Première surprise, pourquoi prendre la chanson « Pépée » car l’histoire n’est pas du tout secrète, bien au contraire, mais dès les premières lignes nous comprenons que ce n’est qu’un prétexte pour nous démontrer, avec preuve à l’appui, une mésentente entre Léo Ferré et Serge Gainsbourg.

Extrait :
« Les chanteurs ne s’aiment pas toujours entre eux. Et, contrairement aux voisins de bureau qui se contentent de rumeurs devant la machine à café, ils laissent pointer leurs inimitiés dans leurs œuvres.
C’est le cas de Léo Ferré vis-à-vis de Serge Gainsbourg.
Car il a comparé son confrère à un singe. Certes pas n’importe quel singe, puisqu’il s’agit de Pépée, la femelle chimpanzé dont Léo Ferré dit qu’elle est sa fille. »

Tout le monde connait cette phrase extraite de la chanson « Pépée » « T’avais les oreilles de Gainsbourg »

Ce n’est donc pas l’histoire de la chanson mais bien celle des rapports entre Léo et Serge qui les intéresse.
Pour les auteurs du livre, Léo Ferré aurait voulu se venger de Serge Gainsbourg en le comparant à un singe.
Gainsbourg en aurait gardé une blessure secrète.
Et les auteurs nous rappellent alors la propagande antisémite de Vichy !!! :

« Elle le renvoie aux pires moments de sa vie, quand à douze ans, il a dû porter l’étoile jaune.
Comme des centaines de milliers de juifs de France. Il a affronté les immondes affiches de la propagande antisémite de Vichy expliquant comment reconnaître « scientifiquement » un juif d’après ses traits physiques – notamment son nez et ses oreilles décollées.
Selon ces dessins, le petit Lulu Ginsburg a le nez juif, comme on dit, et les oreilles décollées aussi… »

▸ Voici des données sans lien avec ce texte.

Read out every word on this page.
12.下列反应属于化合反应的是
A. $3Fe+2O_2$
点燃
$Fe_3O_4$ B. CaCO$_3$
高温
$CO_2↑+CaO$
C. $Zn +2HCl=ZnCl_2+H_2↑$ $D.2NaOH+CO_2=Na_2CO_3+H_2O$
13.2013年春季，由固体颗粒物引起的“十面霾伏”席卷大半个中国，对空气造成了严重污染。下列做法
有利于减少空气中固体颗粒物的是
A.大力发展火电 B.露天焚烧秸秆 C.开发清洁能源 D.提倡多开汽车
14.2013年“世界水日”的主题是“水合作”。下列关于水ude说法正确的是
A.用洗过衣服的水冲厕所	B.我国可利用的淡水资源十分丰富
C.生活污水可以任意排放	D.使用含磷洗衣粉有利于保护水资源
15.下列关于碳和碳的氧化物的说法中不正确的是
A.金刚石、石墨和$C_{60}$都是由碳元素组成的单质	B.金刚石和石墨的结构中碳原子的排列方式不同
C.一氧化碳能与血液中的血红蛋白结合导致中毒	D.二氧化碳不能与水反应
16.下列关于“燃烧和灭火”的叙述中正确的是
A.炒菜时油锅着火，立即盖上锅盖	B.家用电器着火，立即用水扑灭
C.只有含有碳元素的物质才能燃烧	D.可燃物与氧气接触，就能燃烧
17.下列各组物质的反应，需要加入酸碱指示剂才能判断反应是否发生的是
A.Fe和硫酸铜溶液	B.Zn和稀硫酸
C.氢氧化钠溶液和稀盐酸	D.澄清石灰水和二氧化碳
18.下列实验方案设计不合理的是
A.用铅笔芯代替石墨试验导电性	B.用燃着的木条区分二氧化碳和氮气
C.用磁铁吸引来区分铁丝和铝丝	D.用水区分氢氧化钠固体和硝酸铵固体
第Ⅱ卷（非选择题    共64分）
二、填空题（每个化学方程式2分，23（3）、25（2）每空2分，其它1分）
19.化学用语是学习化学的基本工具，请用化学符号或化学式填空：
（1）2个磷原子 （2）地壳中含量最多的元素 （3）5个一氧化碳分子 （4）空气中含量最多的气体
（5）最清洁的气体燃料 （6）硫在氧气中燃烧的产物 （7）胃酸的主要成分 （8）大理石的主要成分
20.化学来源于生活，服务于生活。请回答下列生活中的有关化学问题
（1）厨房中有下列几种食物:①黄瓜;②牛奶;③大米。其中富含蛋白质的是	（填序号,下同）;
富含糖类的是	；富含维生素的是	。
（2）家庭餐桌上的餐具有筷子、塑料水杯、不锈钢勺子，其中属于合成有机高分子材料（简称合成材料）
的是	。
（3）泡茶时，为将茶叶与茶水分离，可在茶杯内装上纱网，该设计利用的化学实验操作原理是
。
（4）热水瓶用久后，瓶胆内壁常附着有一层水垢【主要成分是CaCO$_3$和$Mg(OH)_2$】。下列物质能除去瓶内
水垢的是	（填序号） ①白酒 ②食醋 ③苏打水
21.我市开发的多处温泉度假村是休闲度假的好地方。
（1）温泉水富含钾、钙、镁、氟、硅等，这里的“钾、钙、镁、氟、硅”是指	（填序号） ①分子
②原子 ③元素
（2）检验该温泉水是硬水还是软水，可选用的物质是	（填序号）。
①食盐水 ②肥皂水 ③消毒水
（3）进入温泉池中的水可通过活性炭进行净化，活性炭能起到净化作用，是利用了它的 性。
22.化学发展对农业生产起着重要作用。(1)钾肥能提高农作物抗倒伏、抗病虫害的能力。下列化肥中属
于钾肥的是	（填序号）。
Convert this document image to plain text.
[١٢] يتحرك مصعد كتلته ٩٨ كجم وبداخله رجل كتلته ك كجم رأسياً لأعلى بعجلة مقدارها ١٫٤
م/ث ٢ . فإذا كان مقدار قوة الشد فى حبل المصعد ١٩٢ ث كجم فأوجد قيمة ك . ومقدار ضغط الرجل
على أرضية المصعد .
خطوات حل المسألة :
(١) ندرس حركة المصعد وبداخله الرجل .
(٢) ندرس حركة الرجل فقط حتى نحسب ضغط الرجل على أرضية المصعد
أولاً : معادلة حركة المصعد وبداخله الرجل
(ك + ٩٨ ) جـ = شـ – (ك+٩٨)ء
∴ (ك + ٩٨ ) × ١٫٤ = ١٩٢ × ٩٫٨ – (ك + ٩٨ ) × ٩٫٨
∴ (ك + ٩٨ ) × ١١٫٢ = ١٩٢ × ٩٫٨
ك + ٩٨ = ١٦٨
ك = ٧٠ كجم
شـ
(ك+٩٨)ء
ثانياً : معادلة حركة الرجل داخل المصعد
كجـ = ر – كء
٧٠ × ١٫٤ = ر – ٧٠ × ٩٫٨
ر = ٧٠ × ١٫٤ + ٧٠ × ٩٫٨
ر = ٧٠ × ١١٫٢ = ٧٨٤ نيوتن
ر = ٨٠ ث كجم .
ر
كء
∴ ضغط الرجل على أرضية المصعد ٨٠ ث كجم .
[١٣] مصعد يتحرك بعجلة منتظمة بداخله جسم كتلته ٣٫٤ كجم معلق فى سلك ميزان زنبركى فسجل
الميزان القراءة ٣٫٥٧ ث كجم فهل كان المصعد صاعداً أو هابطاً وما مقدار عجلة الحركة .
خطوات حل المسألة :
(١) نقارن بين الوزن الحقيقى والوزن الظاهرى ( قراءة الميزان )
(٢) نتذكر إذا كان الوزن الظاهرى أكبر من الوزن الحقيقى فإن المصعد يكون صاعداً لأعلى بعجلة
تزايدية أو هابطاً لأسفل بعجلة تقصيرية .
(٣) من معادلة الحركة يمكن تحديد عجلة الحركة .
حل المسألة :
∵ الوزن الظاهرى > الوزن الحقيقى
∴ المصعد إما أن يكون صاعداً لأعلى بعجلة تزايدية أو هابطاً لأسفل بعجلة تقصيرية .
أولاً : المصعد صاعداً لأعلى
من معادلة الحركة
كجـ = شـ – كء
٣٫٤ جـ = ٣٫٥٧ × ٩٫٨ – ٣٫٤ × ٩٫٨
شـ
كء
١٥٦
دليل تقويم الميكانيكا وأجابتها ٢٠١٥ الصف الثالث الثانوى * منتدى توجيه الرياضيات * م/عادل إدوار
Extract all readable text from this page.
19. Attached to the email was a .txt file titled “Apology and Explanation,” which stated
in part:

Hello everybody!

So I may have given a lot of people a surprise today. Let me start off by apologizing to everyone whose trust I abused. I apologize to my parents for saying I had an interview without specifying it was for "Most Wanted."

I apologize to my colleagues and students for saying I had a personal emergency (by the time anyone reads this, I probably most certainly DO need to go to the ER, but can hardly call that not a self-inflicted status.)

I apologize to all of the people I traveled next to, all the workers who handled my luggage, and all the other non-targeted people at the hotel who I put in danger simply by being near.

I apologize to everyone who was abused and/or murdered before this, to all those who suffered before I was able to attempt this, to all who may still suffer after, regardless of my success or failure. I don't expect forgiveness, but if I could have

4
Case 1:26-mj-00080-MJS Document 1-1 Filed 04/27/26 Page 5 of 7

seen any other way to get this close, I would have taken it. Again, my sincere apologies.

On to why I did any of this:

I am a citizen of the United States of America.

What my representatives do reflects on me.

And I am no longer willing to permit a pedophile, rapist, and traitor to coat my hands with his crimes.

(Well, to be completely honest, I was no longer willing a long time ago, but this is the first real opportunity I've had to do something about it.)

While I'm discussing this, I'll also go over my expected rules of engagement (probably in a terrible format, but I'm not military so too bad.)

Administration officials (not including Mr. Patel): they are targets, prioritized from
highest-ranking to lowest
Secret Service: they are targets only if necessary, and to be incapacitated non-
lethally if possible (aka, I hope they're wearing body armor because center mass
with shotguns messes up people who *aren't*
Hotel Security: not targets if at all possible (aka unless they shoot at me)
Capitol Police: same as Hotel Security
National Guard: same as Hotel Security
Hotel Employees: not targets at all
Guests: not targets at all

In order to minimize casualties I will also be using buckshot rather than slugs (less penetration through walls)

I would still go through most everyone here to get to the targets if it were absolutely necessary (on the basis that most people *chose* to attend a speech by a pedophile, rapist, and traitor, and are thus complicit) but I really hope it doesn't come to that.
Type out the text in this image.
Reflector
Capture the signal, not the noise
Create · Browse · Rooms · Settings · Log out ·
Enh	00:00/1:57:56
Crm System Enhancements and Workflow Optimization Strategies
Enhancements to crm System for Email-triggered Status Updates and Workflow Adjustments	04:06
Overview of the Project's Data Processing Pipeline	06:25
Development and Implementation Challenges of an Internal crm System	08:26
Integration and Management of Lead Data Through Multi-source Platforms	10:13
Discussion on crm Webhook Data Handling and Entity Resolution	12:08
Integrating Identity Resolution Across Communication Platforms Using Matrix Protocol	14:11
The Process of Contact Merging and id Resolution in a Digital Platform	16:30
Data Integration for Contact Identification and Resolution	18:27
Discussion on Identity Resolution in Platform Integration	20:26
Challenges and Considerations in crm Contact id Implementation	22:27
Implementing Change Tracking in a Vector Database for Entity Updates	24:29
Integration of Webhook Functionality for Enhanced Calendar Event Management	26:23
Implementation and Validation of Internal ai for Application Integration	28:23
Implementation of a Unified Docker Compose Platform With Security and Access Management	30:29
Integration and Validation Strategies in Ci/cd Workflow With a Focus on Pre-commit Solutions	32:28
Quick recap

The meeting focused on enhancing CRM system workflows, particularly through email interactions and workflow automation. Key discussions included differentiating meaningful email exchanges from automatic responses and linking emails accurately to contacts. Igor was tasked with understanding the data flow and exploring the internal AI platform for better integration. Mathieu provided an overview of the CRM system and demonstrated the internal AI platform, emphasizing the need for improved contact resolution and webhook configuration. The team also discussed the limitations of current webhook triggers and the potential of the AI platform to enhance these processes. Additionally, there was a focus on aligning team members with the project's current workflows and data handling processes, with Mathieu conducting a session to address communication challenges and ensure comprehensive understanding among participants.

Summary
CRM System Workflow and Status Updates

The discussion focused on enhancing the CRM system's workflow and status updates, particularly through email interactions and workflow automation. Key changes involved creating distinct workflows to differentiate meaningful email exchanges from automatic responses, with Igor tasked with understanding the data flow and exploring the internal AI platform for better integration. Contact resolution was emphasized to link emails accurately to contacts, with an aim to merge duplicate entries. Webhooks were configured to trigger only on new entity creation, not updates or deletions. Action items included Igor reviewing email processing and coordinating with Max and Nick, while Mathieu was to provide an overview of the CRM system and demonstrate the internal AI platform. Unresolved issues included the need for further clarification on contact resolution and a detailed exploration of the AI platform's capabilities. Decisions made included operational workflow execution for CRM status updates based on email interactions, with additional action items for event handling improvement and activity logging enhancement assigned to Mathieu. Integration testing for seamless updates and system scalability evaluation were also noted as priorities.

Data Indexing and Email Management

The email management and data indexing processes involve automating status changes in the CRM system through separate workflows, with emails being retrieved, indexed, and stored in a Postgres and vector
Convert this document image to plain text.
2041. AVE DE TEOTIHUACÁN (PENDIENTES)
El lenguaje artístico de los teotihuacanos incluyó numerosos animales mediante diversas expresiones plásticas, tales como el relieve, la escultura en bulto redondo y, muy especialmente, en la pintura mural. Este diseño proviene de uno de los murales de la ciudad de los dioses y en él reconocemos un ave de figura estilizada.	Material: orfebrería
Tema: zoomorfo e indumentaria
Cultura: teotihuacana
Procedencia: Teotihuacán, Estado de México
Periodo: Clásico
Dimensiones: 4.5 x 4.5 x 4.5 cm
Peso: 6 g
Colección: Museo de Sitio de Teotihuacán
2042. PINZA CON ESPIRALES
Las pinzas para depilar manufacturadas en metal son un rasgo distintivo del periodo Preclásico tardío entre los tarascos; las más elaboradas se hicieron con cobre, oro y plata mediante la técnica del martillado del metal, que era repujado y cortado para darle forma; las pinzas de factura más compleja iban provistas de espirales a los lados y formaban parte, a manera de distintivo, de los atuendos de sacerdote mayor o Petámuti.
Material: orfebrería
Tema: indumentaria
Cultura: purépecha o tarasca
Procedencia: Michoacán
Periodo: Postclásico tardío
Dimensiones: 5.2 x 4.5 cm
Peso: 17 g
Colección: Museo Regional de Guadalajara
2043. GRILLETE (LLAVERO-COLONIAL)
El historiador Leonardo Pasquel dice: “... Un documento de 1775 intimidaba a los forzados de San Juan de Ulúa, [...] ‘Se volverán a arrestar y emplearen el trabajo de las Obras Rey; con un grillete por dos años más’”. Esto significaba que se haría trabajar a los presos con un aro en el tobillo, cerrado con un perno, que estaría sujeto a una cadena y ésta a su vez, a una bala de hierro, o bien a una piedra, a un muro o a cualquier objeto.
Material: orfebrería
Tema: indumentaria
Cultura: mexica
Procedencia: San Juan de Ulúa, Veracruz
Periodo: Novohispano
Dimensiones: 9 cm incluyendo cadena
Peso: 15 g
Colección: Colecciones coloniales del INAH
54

Comment ne pas être scandalisé par cette comparaison ignoble.

Si l’on veut bien lire le texte sans aucune arrière-pensée, c’est Pépée qui a les oreilles de Gainsbourg et non l’inverse, ce qui change tout !
Léo Ferré voulait démontrer que Pépée ressemblait à nous, les humains.

Au micro de Jacques Paoli en janvier 1969 (1) :
Léo Ferré explique :
« C’était pas un singe. C’était ma fille. C’était un chimpanzé, c’était un anthropoïde. C’est ce que nous étions, nous, il y a des millénaires.
C’est ce que nous serions encore s’il n’y avait pas eu quelques énergumènes au long des millénaires qui ont dit « non », qui ont refusé… donc des anarchistes. »

La chanson « Pépée » écrite dans un moment d’immense douleur, n’en déplaise à ses détracteurs, ne laisse aucune place à une vengeance calculée.

Nous ne sommes pas les seules à avoir cette opinion comme le montrent ces quelques mots retranscrits d'un blog :
(2) " Pépée est aussi une chanson particulière du registre de Léo Ferré. Elle rend hommmage, avec une certaine dérision, à un artiste tout aussi immense que le poète, et qui comme lui a partagé les scènes de ces temps bénis et porté très haut la chanson française, jusqu'au firmament. Cet homme est Serge Gainsbourg.
.../...
Dans une émission de Jacques Chancel, Léo Ferré précisera que Pépée mettait ses oreilles à plat pour dormir la nuit. Et que la comparaison avec Serge Gainsbourg est un témoignage de tendresse et de sympathie. Nous n'en doutions pas. Toute animosité ou raillerie aurait été bien surprenante dans les mots d'un génie, qui par définition a l'intelligence et la sensibilité pour reconnaître et apprécier ceux qui lui ressemblent."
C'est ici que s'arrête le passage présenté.